Die Meteorologen behielten Recht. Und so blieb auch Duisburg gestern vom Wintereinbruch nicht verschont. Doch zu einem befürchteten Verkehrschaos kam es trotz der langanhaltenden und ergiebigen Schneefälle nicht.
Die Polizei meldete keine nennenswerten Vorfälle, lediglich wegen des Konzerts des Polizeichors am Nachmittag gab es Anfragen. "Besucher befürchteten, das Konzert könnte aufgrund der Witterung ausfallen", sagte ein Sprecher der Polizei.
Während die Polizei gestern trotz des massiven Schneefalls nicht übermäßig viel zu tun hatte, waren die Räumdienste im Dauereinsatz.
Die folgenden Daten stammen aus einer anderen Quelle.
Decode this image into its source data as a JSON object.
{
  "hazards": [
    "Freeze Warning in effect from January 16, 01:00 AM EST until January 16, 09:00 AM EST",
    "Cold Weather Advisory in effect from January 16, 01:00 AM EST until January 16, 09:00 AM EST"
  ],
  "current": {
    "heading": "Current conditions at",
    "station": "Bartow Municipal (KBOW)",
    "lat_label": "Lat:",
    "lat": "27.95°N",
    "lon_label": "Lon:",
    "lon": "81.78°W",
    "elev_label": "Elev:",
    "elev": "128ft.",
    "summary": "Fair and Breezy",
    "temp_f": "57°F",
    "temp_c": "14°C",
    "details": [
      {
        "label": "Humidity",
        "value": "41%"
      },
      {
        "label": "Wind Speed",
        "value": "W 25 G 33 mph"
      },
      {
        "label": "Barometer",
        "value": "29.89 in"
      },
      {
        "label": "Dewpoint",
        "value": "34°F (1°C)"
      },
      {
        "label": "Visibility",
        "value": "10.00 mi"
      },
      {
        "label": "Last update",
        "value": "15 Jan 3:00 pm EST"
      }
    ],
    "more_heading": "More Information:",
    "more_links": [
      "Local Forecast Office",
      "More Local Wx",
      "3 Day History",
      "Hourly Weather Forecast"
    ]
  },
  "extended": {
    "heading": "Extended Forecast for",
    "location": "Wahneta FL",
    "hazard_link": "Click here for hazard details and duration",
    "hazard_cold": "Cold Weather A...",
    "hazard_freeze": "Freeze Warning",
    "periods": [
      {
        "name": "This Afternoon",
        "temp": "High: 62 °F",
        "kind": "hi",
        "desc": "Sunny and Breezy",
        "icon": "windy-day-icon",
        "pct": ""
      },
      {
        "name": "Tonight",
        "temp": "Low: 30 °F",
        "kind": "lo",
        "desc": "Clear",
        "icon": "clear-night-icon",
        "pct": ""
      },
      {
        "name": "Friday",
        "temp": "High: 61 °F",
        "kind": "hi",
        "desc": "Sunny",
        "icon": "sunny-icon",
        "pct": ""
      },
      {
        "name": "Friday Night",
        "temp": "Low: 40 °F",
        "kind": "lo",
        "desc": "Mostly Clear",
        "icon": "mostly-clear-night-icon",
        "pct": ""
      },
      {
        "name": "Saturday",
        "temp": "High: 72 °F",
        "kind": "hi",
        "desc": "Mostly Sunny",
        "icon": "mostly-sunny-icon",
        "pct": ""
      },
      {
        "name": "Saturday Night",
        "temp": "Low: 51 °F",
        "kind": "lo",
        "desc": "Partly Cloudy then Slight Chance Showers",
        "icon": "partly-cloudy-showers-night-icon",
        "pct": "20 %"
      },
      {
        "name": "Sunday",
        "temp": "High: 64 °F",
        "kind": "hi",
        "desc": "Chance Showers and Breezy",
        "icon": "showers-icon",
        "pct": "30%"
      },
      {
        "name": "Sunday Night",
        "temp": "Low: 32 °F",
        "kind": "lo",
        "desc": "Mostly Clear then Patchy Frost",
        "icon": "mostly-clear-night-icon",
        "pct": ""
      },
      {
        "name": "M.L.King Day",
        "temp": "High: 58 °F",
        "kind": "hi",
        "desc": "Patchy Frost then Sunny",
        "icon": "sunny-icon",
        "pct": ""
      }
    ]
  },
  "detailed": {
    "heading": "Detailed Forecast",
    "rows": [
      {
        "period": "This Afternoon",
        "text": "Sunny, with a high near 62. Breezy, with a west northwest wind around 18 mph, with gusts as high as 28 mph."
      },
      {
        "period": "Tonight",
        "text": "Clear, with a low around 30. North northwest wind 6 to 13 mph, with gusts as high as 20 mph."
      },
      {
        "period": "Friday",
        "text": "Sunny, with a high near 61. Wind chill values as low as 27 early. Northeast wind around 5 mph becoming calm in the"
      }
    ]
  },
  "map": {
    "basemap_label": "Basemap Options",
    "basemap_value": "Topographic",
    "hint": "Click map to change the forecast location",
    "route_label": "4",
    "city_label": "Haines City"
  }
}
Die Mitarbeiter der Autobahnmeisterei Duisburg, die dafür zuständig ist, die Autobahnen 2, 3. 40, 42 und 59 frei zu halten, waren bereits seit 3 Uhr in der Nacht ohne Unterbrechung unterwegs, "Wir versuchen zumindest die Hauptfahrbahnen zu räumen", sagte ein Mitarbeiter.
Dafür wurden alle vier zur Verfügung stehenden Schneepflüge der Autobahnmeisterei eingesetzt. Doch bei so viel vielen Kilometern Autobahn konnten die Räumfahrzeuge nicht überall sein, und so verwandelten sich auch die Autobahnen zwischenzeitlich in einen weiße Winterlandschaft.
Schneepflüge im Einsatz
Auf den Straßen des Stadtgebiets versuchten die Wirtschaftsbetriebe für halbwegs gute Fahrverhältnisse zu sorgen. Auch hier waren vor allem Schneepflüge im Einsatz, denn bei den Schneemassen reichten Streufahrzeuge alleine nicht aus. Am Mittag erreichten dann kleinere Kehr- und Streufahrzeuge die Fußgängerzone auf der Königstraße. Doch schon wenig später waren die frei geräumten Fußwege wieder zugeschneit.
Der Schneefall mit heftigem Wind setzte vor allem am Vormittag selbst den Fußgängern zu. Nur vereinzelte Besucher kam am Vormittag zum Weihnachtsmarkt, erst am Nachmittag füllte sich bei nachlassendem Niederschlag die Fußgängerzone immer mehr.
Freude herrschte gestern vor allem bei den Rodlern auf dem Kaiserberg. Allerdings hielten es die meisten bei dem eisigen Wind nicht lange draußen aus. Nach ein paar Partien den Hang hinunter ging es wieder nach Hause ins Warme.
Opfer des Winterwetters wurden am Wochenende die Sportler. Nachdem bereits am Samstag das Pokalspiel der Fußballdamen vom FCR in Köln wegen der Unbespielbarkeit des Platzes abgesagt worden war, fielen gestern gleich reihenweise angesetzte Fußballspiele aus.